第1話 再起動

 故郷広島。親元に帰ることができたのはうれしかったが、それ以外は別に楽しくはない。

 私自身は故郷に格別の思い入れは無い。ここには友人もいないのだ。

 広島に今もいるのは中学校以前の知り合いだけで、当時は学校での暴力騒ぎが酷かった時代だったので、友人と呼べるものは誰もいない。

 実を言えば、会社を辞める前から次の会社の目星はつけていた。とある伝手を辿って見つけた神奈川県の会社だ。

 良い機会なので、半年と期限を切って何か好きなことをやろうと考えていた。

 もちろん、貯蓄だけでは心もとない。ここは失業保険にお出まし願おう。

 失業保険とは言っても、自己都合退職なので最大三か月まで、貰っていた給料の80%までしか出ないので、これも僅かと言えば僅かなのだが。
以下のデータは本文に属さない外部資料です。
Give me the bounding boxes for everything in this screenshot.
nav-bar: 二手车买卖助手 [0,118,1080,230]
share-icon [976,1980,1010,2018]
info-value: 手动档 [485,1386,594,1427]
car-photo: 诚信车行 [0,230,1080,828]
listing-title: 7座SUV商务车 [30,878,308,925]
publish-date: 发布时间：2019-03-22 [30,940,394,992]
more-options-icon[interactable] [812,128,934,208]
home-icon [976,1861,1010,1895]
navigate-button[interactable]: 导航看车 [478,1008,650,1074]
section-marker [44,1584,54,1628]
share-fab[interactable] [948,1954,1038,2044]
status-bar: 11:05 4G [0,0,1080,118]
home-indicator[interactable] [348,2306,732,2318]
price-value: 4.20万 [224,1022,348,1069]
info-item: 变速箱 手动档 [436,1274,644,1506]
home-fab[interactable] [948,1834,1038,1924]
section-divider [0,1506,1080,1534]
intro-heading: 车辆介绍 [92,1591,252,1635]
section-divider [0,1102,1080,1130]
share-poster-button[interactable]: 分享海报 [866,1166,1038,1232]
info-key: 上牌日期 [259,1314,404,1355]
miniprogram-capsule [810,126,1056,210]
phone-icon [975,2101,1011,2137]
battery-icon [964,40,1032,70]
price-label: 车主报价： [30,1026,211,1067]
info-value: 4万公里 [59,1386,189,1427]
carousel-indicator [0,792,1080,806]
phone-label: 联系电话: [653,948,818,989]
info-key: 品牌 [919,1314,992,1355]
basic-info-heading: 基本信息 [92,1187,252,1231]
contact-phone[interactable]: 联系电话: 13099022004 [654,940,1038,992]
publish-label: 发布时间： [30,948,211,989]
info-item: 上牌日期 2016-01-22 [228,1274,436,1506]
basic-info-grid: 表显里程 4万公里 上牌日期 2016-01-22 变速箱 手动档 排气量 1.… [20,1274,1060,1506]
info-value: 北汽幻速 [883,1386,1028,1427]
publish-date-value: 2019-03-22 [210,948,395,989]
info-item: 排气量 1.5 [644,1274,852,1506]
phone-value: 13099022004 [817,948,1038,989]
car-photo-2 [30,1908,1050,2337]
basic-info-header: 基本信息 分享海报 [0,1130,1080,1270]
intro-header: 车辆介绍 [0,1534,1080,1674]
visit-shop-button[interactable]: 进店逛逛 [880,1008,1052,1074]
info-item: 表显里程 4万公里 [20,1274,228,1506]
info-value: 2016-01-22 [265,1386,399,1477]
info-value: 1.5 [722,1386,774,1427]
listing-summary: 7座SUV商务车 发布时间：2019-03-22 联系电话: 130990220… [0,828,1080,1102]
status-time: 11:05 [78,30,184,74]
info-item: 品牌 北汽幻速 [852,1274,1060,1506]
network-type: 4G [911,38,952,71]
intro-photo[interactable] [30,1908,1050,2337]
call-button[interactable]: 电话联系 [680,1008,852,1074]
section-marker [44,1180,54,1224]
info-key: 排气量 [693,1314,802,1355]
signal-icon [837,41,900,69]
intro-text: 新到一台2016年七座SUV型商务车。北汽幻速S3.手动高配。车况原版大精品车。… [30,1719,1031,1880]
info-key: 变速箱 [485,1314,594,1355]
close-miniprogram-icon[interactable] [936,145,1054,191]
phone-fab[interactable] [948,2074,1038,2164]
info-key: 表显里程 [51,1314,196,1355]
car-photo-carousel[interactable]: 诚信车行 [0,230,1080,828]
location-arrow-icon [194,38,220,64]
 不健康に浮腫んだ息子の体を見て仰天した母親が、見よう見真似で整体マッサージをする。

 あっと言う間に体の浮腫みが引き始める。心づくしの料理を毎日食べているのだが、一日五百グラムずつ体重が減り始め、ついには十キロも体重が減った。つまりこれらの体重増加は全身に溜まった水だったのだ。

 ストレスはどんな病気よりも命取りと知った。


 美術館巡りもやってみた。地方なので大したものは無い。すぐネタが尽きた。

 当時台頭し始めていたネットにつなぎ、ネットゲームを作って見る。対戦型サイコロRPGと集団戦型戦略ゲーム。この二つだ。

 そこへどうせあんた時間空いているのでしょ、うちの息子の家庭教師やってよ、と姉が馬鹿息子の一人を放り込んでくる。

 どうやら皆さん、私の手が相手いるとみると何とか利用せねばと考えるらしい。

 そうこうしている内にどんどん時間が経っていく。


 失業保険の受付の人の視線が気になるので、広島の会社の面接を受けて見た。自動車電装系の子会社だ。会社自体は親会社の敷地の中に建っている。川に沿って作られた大きな工場、ずらりと並んだ出荷前の車体。大学の実地見学で一度来たことのある大会社だ。

 あの時はどうしたのだっけ。そうだ、貴重な石油を燃料として燃やすことをどう思います、とガイド役の技術者に尋ね、石油はまだまだたくさんありますから、という返事を聞いて、友達と顔を見合わせて呆れたんだった。

 燃料に使うなんて問題外。貴重な石油化学系原材料を~。と二人で嘆いたものだっけ。


 面接官にざっと説明を受け、そのまま質疑応答を受けた。手に持っていたコウモリ傘の分析を問われ、数十種類の分析結果を出して見る。ああ、こういう面接は好きだ。


 帰って二、三日すると電話がかかって来て雇用条件を教えて貰えた。提示されたのは年棒四百万円。冗談でしょう。前の会社では残業込みだが五百万円貰っていたし、目星をつけておいた会社は年棒六百万円に加えて移籍料200万円を提示されている。

 ここまで年棒が違うのでは、考えることもない。

 念のためにタロットカードでこの転職を占ってみる。

 六百万円の会社に出たカードは悪魔のカード。中央の悪魔バフォメットの両脇に鎖で繋がれた男女の絵柄だ。

 意味は『欲に鼻づら繋がれて引き回される』だ。

 私の占いは相当に当たる。だがこの条件ではさすがにこの就職を捨てるというわけにはいかない。

 不安は残るがそれでも前進してみよう。